My fingers absently run along the worn fabric of the latest flannel shirt I stole from Hayle's closet. Mom and I have been taking care of his house while he's gone; making sure pipes don't burst in the winter, and that the mice and the bears stay outside, keeping the place ready for him in case he ever does come back.

But it's a beautiful day and the flowers are blooming everywhere I look; a perfect day for filling in the garden so I'll have flowers to keep in stock all summer.

Picking myself off the ground-- literally and metaphorically-- I grab my basket and tools and head farther uphill. Closer to the fence line that marks Turtle Dam Village. Population, one...smoking hot, brooding, mysterious as fuck, Italian electrical engineer that never seems to be around when I'm up snooping for another look at him.

A girl can dream, can't she?

* * *

Augustus

Even when the crews are here on their regular shifts, it's a lonely job, but it comes with a house, it pays well, and I know the company-- and its money-- are legit.

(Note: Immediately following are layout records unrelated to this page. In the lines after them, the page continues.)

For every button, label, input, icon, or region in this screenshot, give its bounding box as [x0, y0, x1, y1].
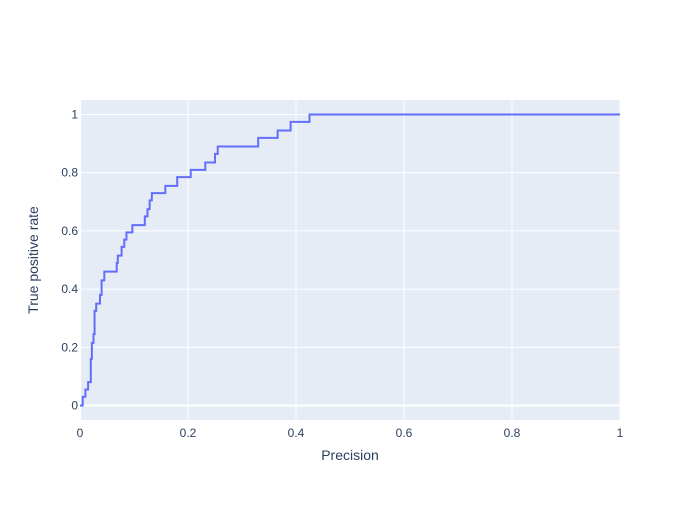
- x-tick-label: 0.8: [504, 426, 521, 440]
- y-tick-label: 0.2: [61, 340, 78, 354]
- plot-background: [80, 100, 620, 420]
- x-axis-ticks: 0 0.2 0.4 0.6 0.8 1: [77, 426, 624, 440]
- x-axis-title: Precision: [321, 447, 379, 463]
- x-tick-label: 0.6: [396, 426, 413, 440]
- y-axis-title: True positive rate: [25, 206, 41, 314]
- x-tick-label: 0.4: [288, 426, 305, 440]
- gridlines: [79, 100, 621, 420]
- y-axis-ticks: 0 0.2 0.4 0.6 0.8 1: [61, 108, 78, 413]
- x-tick-label: 1: [617, 426, 624, 440]
- roc-curve-line: [80, 113, 620, 407]
- y-tick-label: 1: [71, 108, 78, 122]
- x-tick-label: 0.2: [180, 426, 197, 440]
- y-tick-label: 0.4: [61, 282, 78, 296]
- y-tick-label: 0.6: [61, 224, 78, 238]
- y-tick-label: 0.8: [61, 166, 78, 180]
- y-tick-label: 0: [71, 398, 78, 412]
- series-layer: [80, 113, 620, 407]
- x-tick-label: 0: [77, 426, 84, 440]
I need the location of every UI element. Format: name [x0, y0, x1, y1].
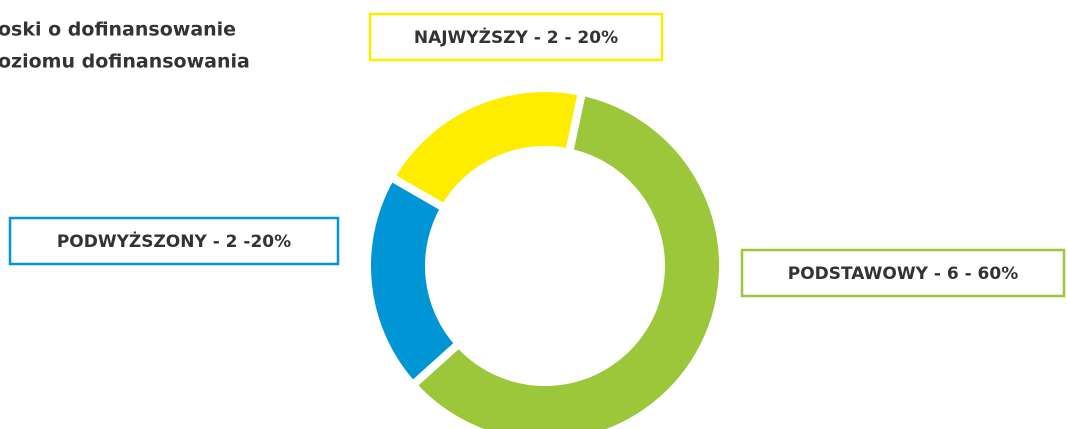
chart-title: oski o dofinansowanie — [0, 19, 236, 41]
chart-title: oziomu dofinansowania — [0, 51, 250, 73]
donut-slice — [407, 87, 727, 429]
label-box — [740, 248, 1066, 298]
label-box — [368, 12, 664, 62]
data-label: PODWYŻSZONY - 2 -20% — [57, 230, 291, 252]
data-label: PODSTAWOWY - 6 - 60% — [788, 264, 1019, 284]
data-label: NAJWYŻSZY - 2 - 20% — [414, 26, 618, 48]
donut-slice — [385, 84, 587, 214]
label-box — [8, 216, 340, 266]
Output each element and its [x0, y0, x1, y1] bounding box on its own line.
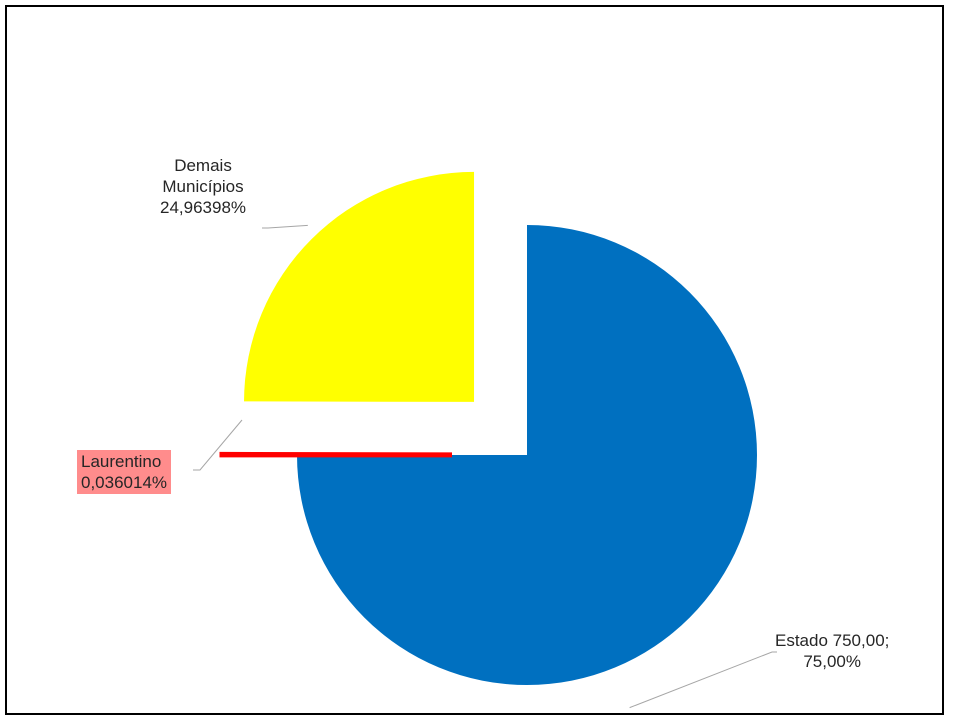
data-label-line: Municípios	[162, 177, 244, 196]
data-label-line: Demais	[174, 156, 232, 175]
leader-line-estado	[629, 651, 777, 709]
pie-slice-laurentino	[219, 451, 453, 458]
leader-line-demais-municipios	[262, 224, 308, 229]
leader-line-laurentino	[193, 419, 243, 471]
data-label-line: 75,00%	[803, 652, 862, 671]
pie-slice-demais-municipios	[244, 171, 475, 402]
data-label-line: 24,96398%	[160, 198, 247, 217]
data-label-line: Estado 750,00;	[775, 631, 890, 650]
data-label-demais-municipios: Demais Municípios 24,96398%	[160, 155, 246, 218]
data-label-estado: Estado 750,00; 75,00%	[775, 630, 889, 672]
pie-slice-estado	[297, 225, 757, 685]
data-label-line: 0,036014%	[81, 473, 168, 492]
data-label-laurentino: Laurentino 0,036014%	[77, 450, 172, 494]
data-label-line: Laurentino	[81, 452, 162, 471]
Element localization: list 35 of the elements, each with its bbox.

The hydro project went in in the seventies, the state leased the land from the Hart family-- who still owns most of the land I can see out my office window-- Turtle creek was dammed to create Turtle Lake, and the power plant went in and has been in operation ever since.

At some point, the company built an entire town up here at the plant-- houses, a school, a post office, even a general store-- whatever it took to get the employees they needed for the plant. It must have been hard to get people up here, it's an hour from the little town of Moonshine Ridge, and the Ridge isn't much of a town. It's another two hours down to Slow River where you finally start finding big box stores and fast food.

From my understanding, Turtle Dam was a thriving company town through the seventies and well into the eighties but then, I guess the workers started choosing to make the commute up from the valley instead of living so far from the conveniences of civilization. The little village was a ghost town long before I came along.